2009-11-23, 00:18	#25
philmoore "Phil" Sep 2002 Tracktown, U.S.A. 3×373 Posts	Thanks for the concise essay, JB. I remember reading somewhere of an Arabic mathematician of the middle ages questioning why 22/7 was being used for pi when it was "common knowledge" that 355/113 was a much better approximation!

2009-11-24, 07:25	#27
JonBarleycorn Oct 2009 5₁₀ Posts	Forgive me if my calculator is not working right, but every time I tried log(640320 cubed + 744) / sqrt(163) I got 12.767145.. even when I used all the precision that Windows has to offer. If I got it wrong then I owe mart_r an apology. I'm sorry I wasn't more clear that I was looking for 2 integers p, q such that p/q was memorable and a good representation of pi and e.

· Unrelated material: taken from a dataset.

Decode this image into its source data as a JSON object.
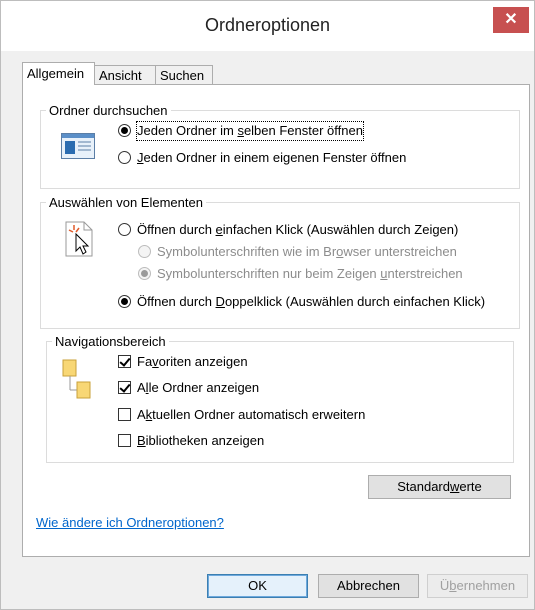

I hope that I was more clear in my statement of the problem the second time around. That said, some of the excursions were really first class, and, I was really impressed by the caliber of discourse that my little puzzle elicited! Thanks to all who responded. JB

2012-03-30, 13:04	#33
jasonp Tribal Bullet Oct 2004 3·1,181 Posts	Yes, there is a standard estimate for the error term between a continued fraction and the decimal number it is supposed to represent, based only on the size of p and q (it's been ~15 years, I don't remember it). You can also prove that to get a better approximation of the error, you must use numbers larger than p and q.